C'est à l'occasion de la guerre du Darfour, à partir de 2003, que le Soudan redevient pour la Russie un allié de premier ordre sur le continent africain. De même que la Chine, Moscou soutient « l'intégrité territoriale » du Soudan et s'oppose au déploiement de Casques bleus de l’ONU. La Russie n’hésite pas à violer l'embargo sur les armes à destination du régime soudanais et l'aide à contourner le régime de sanctions qui le frappe, ainsi que les mandats d'arrêt de la Cour pénale internationale (CPI).
En 2009-2010, le président Omar El Béchir est en effet poursuivi par la CPI pour différents chefs de crimes de guerre, crimes contre l'humanité et actes de génocide. Les milices « arabes » janjawid(1), nouveau pilier du régime au côté de l'armée et des services de renseignement, commettent des exactions contre les peuples « non-arabes » ou « africains » du Darfour, à savoir les Fours, les Masalits et les Zaghawas. Le bilan de ce conflit s'établit à au moins 300 000 morts parmi les civils.

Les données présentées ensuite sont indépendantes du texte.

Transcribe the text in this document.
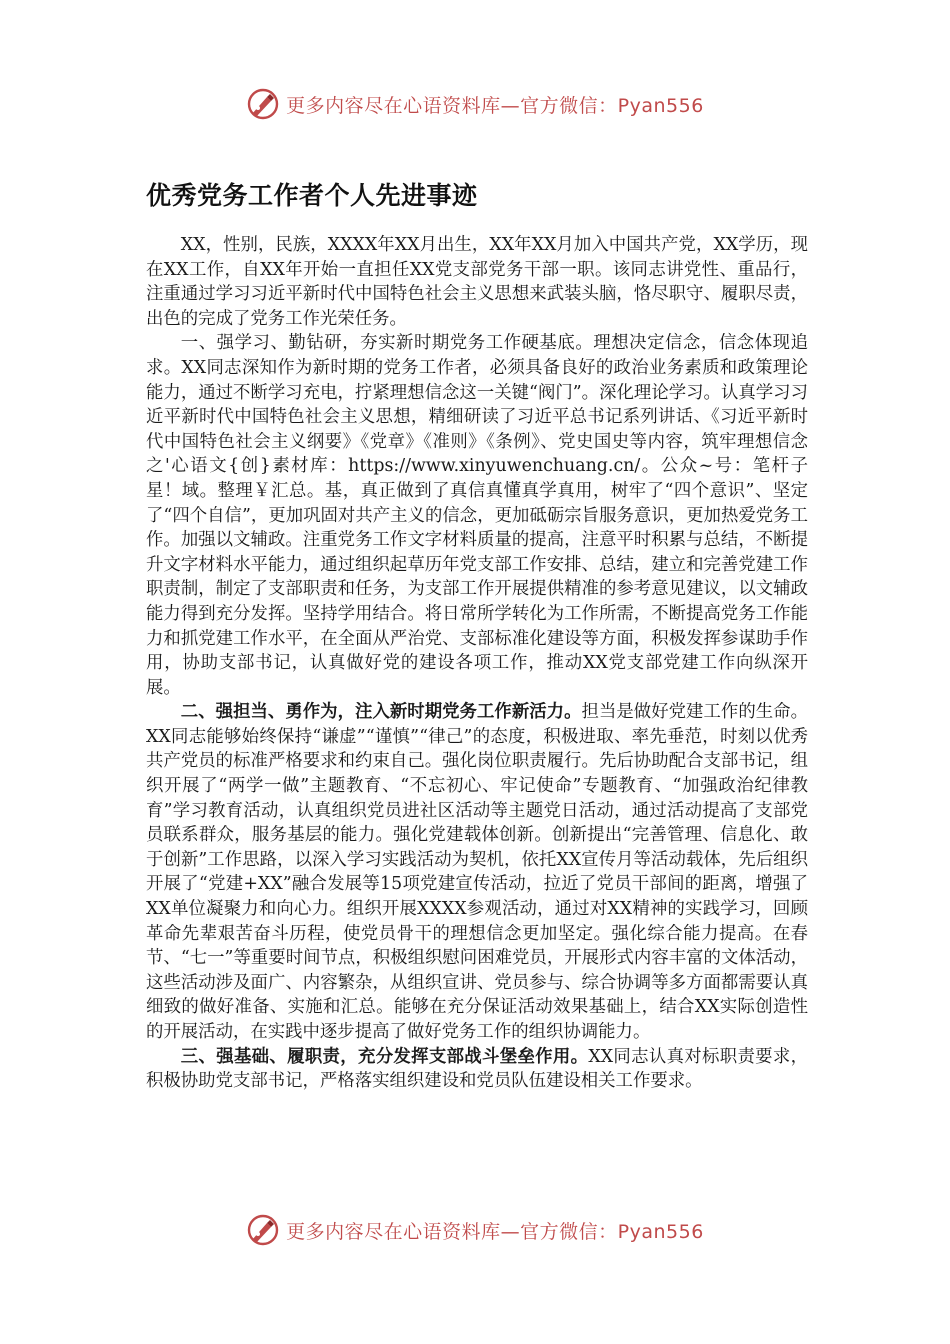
更多内容尽在心语资料库—官方微信：Pyan556
优秀党务工作者个人先进事迹

XX，性别，民族，XXXX年XX月出生，XX年XX月加入中国共产党，XX学历，现在XX工作，自XX年开始一直担任XX党支部党务干部一职。该同志讲党性、重品行，注重通过学习习近平新时代中国特色社会主义思想来武装头脑，恪尽职守、履职尽责，出色的完成了党务工作光荣任务。

一、强学习、勤钻研，夯实新时期党务工作硬基底。理想决定信念，信念体现追求。XX同志深知作为新时期的党务工作者，必须具备良好的政治业务素质和政策理论能力，通过不断学习充电，拧紧理想信念这一关键“阀门”。深化理论学习。认真学习习近平新时代中国特色社会主义思想，精细研读了习近平总书记系列讲话、《习近平新时代中国特色社会主义纲要》《党章》《准则》《条例》、党史国史等内容，筑牢理想信念之'心语文{创}素材库：https://www.xinyuwenchuang.cn/。公众~号：笔杆子星！域。整理￥汇总。基，真正做到了真信真懂真学真用，树牢了“四个意识”、坚定了“四个自信”，更加巩固对共产主义的信念，更加砥砺宗旨服务意识，更加热爱党务工作。加强以文辅政。注重党务工作文字材料质量的提高，注意平时积累与总结，不断提升文字材料水平能力，通过组织起草历年党支部工作安排、总结，建立和完善党建工作职责制，制定了支部职责和任务，为支部工作开展提供精准的参考意见建议，以文辅政能力得到充分发挥。坚持学用结合。将日常所学转化为工作所需，不断提高党务工作能力和抓党建工作水平，在全面从严治党、支部标准化建设等方面，积极发挥参谋助手作用，协助支部书记，认真做好党的建设各项工作，推动XX党支部党建工作向纵深开展。

二、强担当、勇作为，注入新时期党务工作新活力。担当是做好党建工作的生命。XX同志能够始终保持“谦虚”“谨慎”“律己”的态度，积极进取、率先垂范，时刻以优秀共产党员的标准严格要求和约束自己。强化岗位职责履行。先后协助配合支部书记，组织开展了“两学一做”主题教育、“不忘初心、牢记使命”专题教育、“加强政治纪律教育”学习教育活动，认真组织党员进社区活动等主题党日活动，通过活动提高了支部党员联系群众，服务基层的能力。强化党建载体创新。创新提出“完善管理、信息化、敢于创新”工作思路，以深入学习实践活动为契机，依托XX宣传月等活动载体，先后组织开展了“党建+XX”融合发展等15项党建宣传活动，拉近了党员干部间的距离，增强了XX单位凝聚力和向心力。组织开展XXXX参观活动，通过对XX精神的实践学习，回顾革命先辈艰苦奋斗历程，使党员骨干的理想信念更加坚定。强化综合能力提高。在春节、“七一”等重要时间节点，积极组织慰问困难党员，开展形式内容丰富的文体活动，这些活动涉及面广、内容繁杂，从组织宣讲、党员参与、综合协调等多方面都需要认真细致的做好准备、实施和汇总。能够在充分保证活动效果基础上，结合XX实际创造性的开展活动，在实践中逐步提高了做好党务工作的组织协调能力。

三、强基础、履职责，充分发挥支部战斗堡垒作用。XX同志认真对标职责要求，积极协助党支部书记，严格落实组织建设和党员队伍建设相关工作要求。

更多内容尽在心语资料库—官方微信：Pyan556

En novembre 2017, O. El Béchir se rend à Moscou afin de chercher la protection du président russe Vladimir Poutine contre les « actions agressives » des États-Unis. C'est alors que la Russie obtient la promesse de l'établissement d'une base navale à Port-Soudan et que débutent les activités du groupe Wagner dans le pays, au travers des sociétés Meroe Gold et M Invest.
Suite à la crise économique majeure et au mouvement de contestation de grande ampleur qui s'ensuit à partir de décembre 2018, les FAS et les FSR – ces dernières issues des milices janjawid – s'entendent pour destituer et arrêter le président Béchir et instaurent en avril 2019 un Conseil militaire de transition (CMT) puis, en juillet de la même année, un Conseil souverain de transition (CST).
La Russie exprime immédiatement son soutien au nouveau régime. L'accord de 2017 concernant la base de Port-Soudan a, quant à lui, été habilement suspendu à l’initiative du nouveau pouvoir soudanais, puis renégocié afin d’obtenir puis de conserver le soutien de Moscou, matérialisé par son aide militaire mais aussi, après l’invasion d’ampleur de l’Ukraine en février 2022, par des livraisons de céréales.
Les rôles de la Russie et de l'Ukraine dans l'actuelle guerre civile
Au sein du CMT, puis du CST, le pouvoir est partagé entre les actuels belligérants, à savoir Abdel Fattah al Burhan, à la tête des FAS, et Mohamed Hamdan Dagalo dit Hemedti, à la tête des FSR, au profit duquel sont évincés les services de renseignement général (NISS, intérieur et extérieur), troisième pilier de l'ancien régime. Le manque total de confiance entre les deux seigneurs de la guerre, alliés très temporaires lors de la capture de l'État soudanais, conduit finalement à l'éclatement d'une guerre, en avril 2023, à laquelle ni l'un ni l'autre n'a jamais envisagé une issue autre que militaire.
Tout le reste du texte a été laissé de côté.